The head of the research division in IDF Military Intelligence, Brig.-Gen. Itai Brun, dealt with this issue in his talk this week at the annual Herzliya Conference, an elite gathering of Israeli politicians, military officials and security experts weighing in on the central issues facing Israel. He said that Hamas (and Islamic Jihad) now have hundreds of rockets capable of reaching Tel Aviv and the Gush Dan area (80 km away), thousands of rockets with a range of up to 40 km, and thousands more that can reach 20 km.
“The focus of the force structure of the two organizations is the development of self-made rockets with a range of 80 km and the offensive tunnels we saw,” Brun explained.
And yet, in recent months, it has become apparent that the ability of the groups in Gaza to import missiles from abroad, through Sudan or Libya, has been thwarted almost entirely. Much of this comes from Israeli intelligence activities and operations by the Egyptian army in the Sinai.
The sea route, primarily the small boats sailing near the Rafah coast carrying missiles and rockets, has almost dried up. The Egyptian Army even shut down the el-Arish port, declaring it a closed military zone.
These developments did not lead to dwindling rocket supplies in Gaza, but instead caused an intensification of local manufacture. Almost every week, Israeli radar detects rockets flying toward the Mediterranean Sea from Gaza. These are not misfires, but rocket tests that are becoming increasingly common.
The estimate in Israel today is that Hamas and Islamic Jihad have close to 500 rockets that can hit the Tel Aviv area. Then there are the thousands with shorter ranges.
This has dramatic consequences for Israel. In the next round of fighting between Hamas and Israel, Israel will find itself longing for the reality of Operation Pillar of Defense, during which sirens were only occasionally heard in the center of the country.
Haniyeh and the elections
The Hamas employee salary crisis is far from being solved. But assuming it gets resolved in the coming days or weeks, Hamas is already considering its next move. In less than a month, the organization plans to gather all the members of the Palestinian Legislative Council elected in 2006 in order to choose a new speaker. Up till now, Aziz Duwaik, affiliated with Hamas, has held the position. The organization’s intention is to hold a vote to select Haniyeh for the job. Since Hamas enjoys a large majority in the parliament, approving the pick should not be a major problem.
This could be consequential for Israel and the future of the PA. If Haniyeh becomes speaker, he would replace the president for 60 days — until new elections — if Abbas quits or cannot continue. This would not be a major tragedy if the elections are, indeed, held after two months. But given the question marks swirling around the idea of elections in the territories with Hamas participation (Israel will oppose it), it is possible that the temporary appointment, like many in the Middle East, could become permanent.
Abbas and Israel are aware of this possibility. But it’s not clear that the PA can politically allow itself to act against this process. Hamas, on the other hand, knows that Israel will not stand by quietly and watch the process unfold, and it is possible that we will witness a wave of arrests of Hamas parliamentarians in the coming weeks, in order to prevent them from voting in Haniyeh as Abbas’s successor.

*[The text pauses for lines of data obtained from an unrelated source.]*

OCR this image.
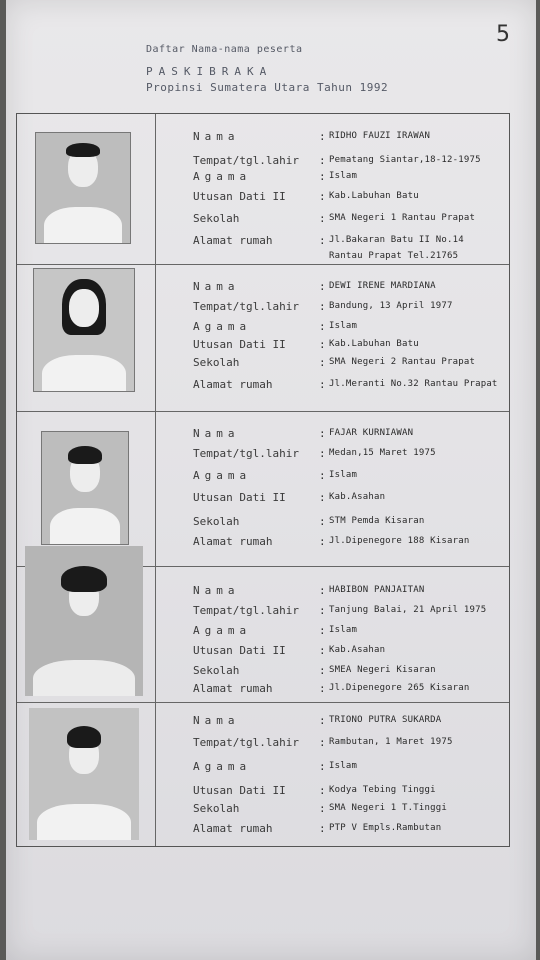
5
Daftar Nama-nama peserta
PASKIBRAKA
Propinsi Sumatera Utara Tahun 1992
Nama	: RIDHO FAUZI IRAWAN
Tempat/tgl.lahir : Pematang Siantar,18-12-1975
Agama	: Islam
Utusan Dati II	: Kab.Labuhan Batu
Sekolah	: SMA Negeri 1 Rantau Prapat
Alamat rumah	: Jl.Bakaran Batu II No.14
Rantau Prapat Tel.21765
Nama	: DEWI IRENE MARDIANA
Tempat/tgl.lahir : Bandung, 13 April 1977
Agama	: Islam
Utusan Dati II	: Kab.Labuhan Batu
Sekolah	: SMA Negeri 2 Rantau Prapat
Alamat rumah	: Jl.Meranti No.32 Rantau Prapat
Nama	: FAJAR KURNIAWAN
Tempat/tgl.lahir : Medan,15 Maret 1975
Agama	: Islam
Utusan Dati II	: Kab.Asahan
Sekolah	: STM Pemda Kisaran
Alamat rumah	: Jl.Dipenegore 188 Kisaran
Nama	: HABIBON PANJAITAN
Tempat/tgl.lahir : Tanjung Balai, 21 April 1975
Agama	: Islam
Utusan Dati II	: Kab.Asahan
Sekolah	: SMEA Negeri Kisaran
Alamat rumah	: Jl.Dipenegore 265 Kisaran
Nama	: TRIONO PUTRA SUKARDA
Tempat/tgl.lahir : Rambutan, 1 Maret 1975
Agama	: Islam
Utusan Dati II	: Kodya Tebing Tinggi
Sekolah	: SMA Negeri 1 T.Tinggi
Alamat rumah	: PTP V Empls.Rambutan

Another move Hamas is trying to make is to ride on the wave of anger among the Palestinian public that resulted in hunger strikes by Palestinian prisoners. As of Wednesday, more than 250 prisoners were on a hunger strike, with more than 80 of them striking for almost 50 days. Seventy-five detainees have been hospitalized.
This is a powder keg on Israel’s doorstep. If a prisoner dies as a result of the strike, one can imagine the “festivities” Hamas has planned.